When the Aztec Empire fell to the conquistador Hernán Cortés in 1521, a young enslaved Indigenous woman became indelibly implicated in the action. La Malinche served as Cortés’ interpreter and intermediary, and was also the mother of his first-born son. She has been viewed variously as a traitor, a survivor, and the symbolic mother of modern Mexico. This exhibition uses art from the 16th century onwards to explore her complex legacy and her role in conversations about women’s relationships to power structures, Indigeneity, and national identity. After its run in Denver, the exhibition will travel to the Albuquerque Museum, New Mexico (11 June to 4 September 2022) and the San Antonio Museum of Art, Texas (14 October 2022 to 8 January 2023).

Denver Art Museum, Denver, Colorado
Until 8 May 2022

Gold in America: Artistry, Memory, Power

Resplendent and never tarnished, gold has often been used for objects of symbolic and emotional value – for example, betrothal and mourning rings.

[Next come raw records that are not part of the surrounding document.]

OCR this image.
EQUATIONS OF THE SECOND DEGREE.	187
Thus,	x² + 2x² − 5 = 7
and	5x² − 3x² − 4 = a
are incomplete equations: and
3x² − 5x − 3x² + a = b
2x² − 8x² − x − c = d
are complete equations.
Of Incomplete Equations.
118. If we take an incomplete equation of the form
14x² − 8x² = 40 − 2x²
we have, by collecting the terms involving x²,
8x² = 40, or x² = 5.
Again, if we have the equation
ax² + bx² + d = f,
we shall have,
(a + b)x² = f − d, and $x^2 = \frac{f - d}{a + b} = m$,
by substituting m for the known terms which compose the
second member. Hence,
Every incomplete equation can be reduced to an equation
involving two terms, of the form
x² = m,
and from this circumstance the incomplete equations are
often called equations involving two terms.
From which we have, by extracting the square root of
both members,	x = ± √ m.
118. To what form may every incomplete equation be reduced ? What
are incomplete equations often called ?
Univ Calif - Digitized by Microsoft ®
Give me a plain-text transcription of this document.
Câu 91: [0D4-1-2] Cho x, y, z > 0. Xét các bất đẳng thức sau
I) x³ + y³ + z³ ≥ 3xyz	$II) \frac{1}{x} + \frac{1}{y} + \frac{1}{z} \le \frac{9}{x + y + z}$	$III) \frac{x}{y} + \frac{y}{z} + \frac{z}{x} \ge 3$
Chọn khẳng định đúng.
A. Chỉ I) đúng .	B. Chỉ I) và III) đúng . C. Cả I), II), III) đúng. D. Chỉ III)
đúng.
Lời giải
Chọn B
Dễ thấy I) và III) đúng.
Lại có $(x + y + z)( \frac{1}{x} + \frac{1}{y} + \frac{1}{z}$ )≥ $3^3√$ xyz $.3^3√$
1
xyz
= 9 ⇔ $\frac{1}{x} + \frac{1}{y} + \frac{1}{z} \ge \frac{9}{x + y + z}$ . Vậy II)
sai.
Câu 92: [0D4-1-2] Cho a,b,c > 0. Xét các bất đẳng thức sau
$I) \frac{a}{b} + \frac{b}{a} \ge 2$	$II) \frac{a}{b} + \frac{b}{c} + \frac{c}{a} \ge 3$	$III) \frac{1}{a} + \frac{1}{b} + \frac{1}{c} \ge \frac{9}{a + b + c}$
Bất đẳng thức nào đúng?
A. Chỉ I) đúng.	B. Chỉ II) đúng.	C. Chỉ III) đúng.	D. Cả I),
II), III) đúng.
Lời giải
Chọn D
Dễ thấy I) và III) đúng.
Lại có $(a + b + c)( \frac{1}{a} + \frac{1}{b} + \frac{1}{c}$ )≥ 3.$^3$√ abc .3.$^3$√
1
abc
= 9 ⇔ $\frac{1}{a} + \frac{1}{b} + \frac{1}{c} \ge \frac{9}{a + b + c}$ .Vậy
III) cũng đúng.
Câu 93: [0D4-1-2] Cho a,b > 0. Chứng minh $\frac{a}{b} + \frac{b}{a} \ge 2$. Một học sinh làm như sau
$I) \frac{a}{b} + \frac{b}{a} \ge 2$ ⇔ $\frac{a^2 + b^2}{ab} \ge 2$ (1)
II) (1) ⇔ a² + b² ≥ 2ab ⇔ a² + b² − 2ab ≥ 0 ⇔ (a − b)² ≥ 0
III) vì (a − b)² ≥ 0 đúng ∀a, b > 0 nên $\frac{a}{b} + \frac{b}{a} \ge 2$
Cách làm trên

These pieces of jewellery, other goldwork, paintings, and photographs have been brought together to examine the role of the precious metal in America over the past 400 years. Among the highlights are a ‘Freedom Box’ given to Baron Friedrich Wilhelm von Steuben when, in 1784, he was granted the freedom of the City of New York in recognition of his leadership in the Revolutionary War, and a 1735 thimble made for Elizabeth Good Hubbart (below). Though ornate, the thimble reflects Hubbart’s profession: she opened a haberdasher’s in Boston after the death of her husband.

Jacob Hurd, Thimble Owned by Elizabeth Gooch Hubbart Franklin, Boston. Gold, 1730–40. (Image: Yale University Art Gallery, Mabel Brady Garvan Collection)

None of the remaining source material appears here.